From Copernicus and Newton to Penzias and Wilson--these are just a few of the scientific notables that will be discussed by Marcia on Saturday as she reviews some of the greatest discoveries in the history of astronomy. Quoting from the primary documents assembled in her latest book, Archives of the Universe, she will reacquaint us with the words of the astronomers themselves: from Aristotle, proving that the Earth is round, to 20th-century observers forced to acknowledge the existence of black holes, Big Bang radiation, and a bubbly network of galaxies spread throughout the universe.

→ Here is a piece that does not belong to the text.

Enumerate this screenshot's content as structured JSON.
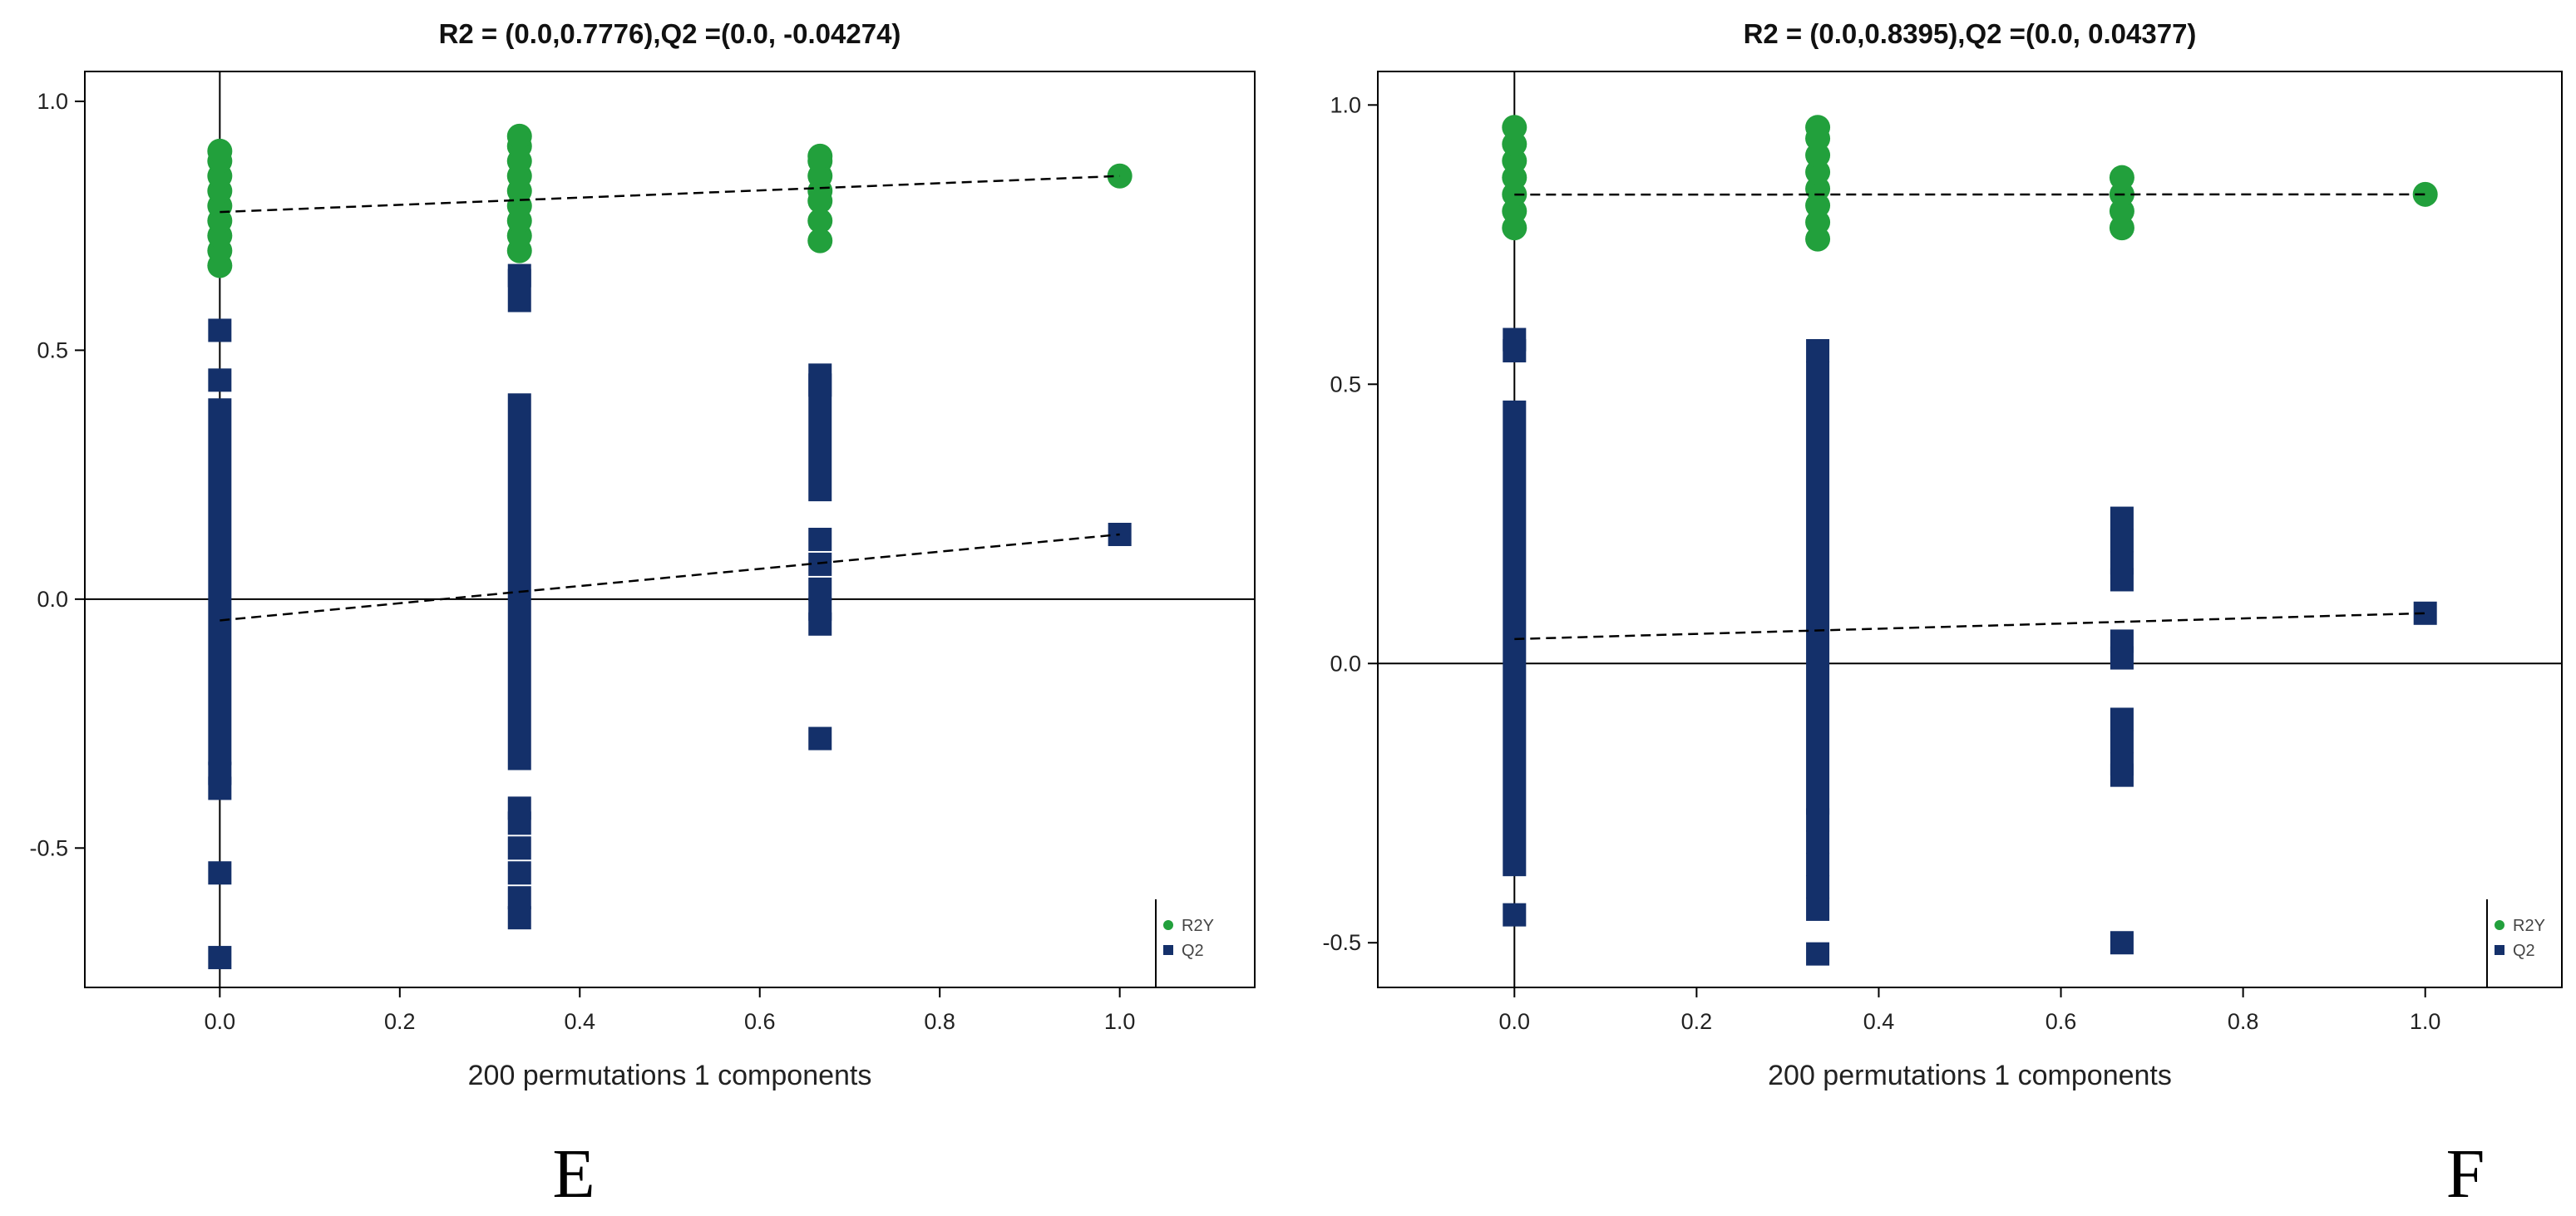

Most of the great astronomical findings of the 20th century-the expanding universe, compact stars, origin of the Sun's power, black holes, gravitational lensing, dark energy, quasars, gravity waves, the Big Bang, inflation, cosmic acceleration-are rooted in the physics that Einstein so brilliantly deduced. On Friday (Einstein's Legacy To Astronomy), Marcia will provide a guided tour through the cosmos and explain how it was transformed by Einstein's theories of special and general relativity.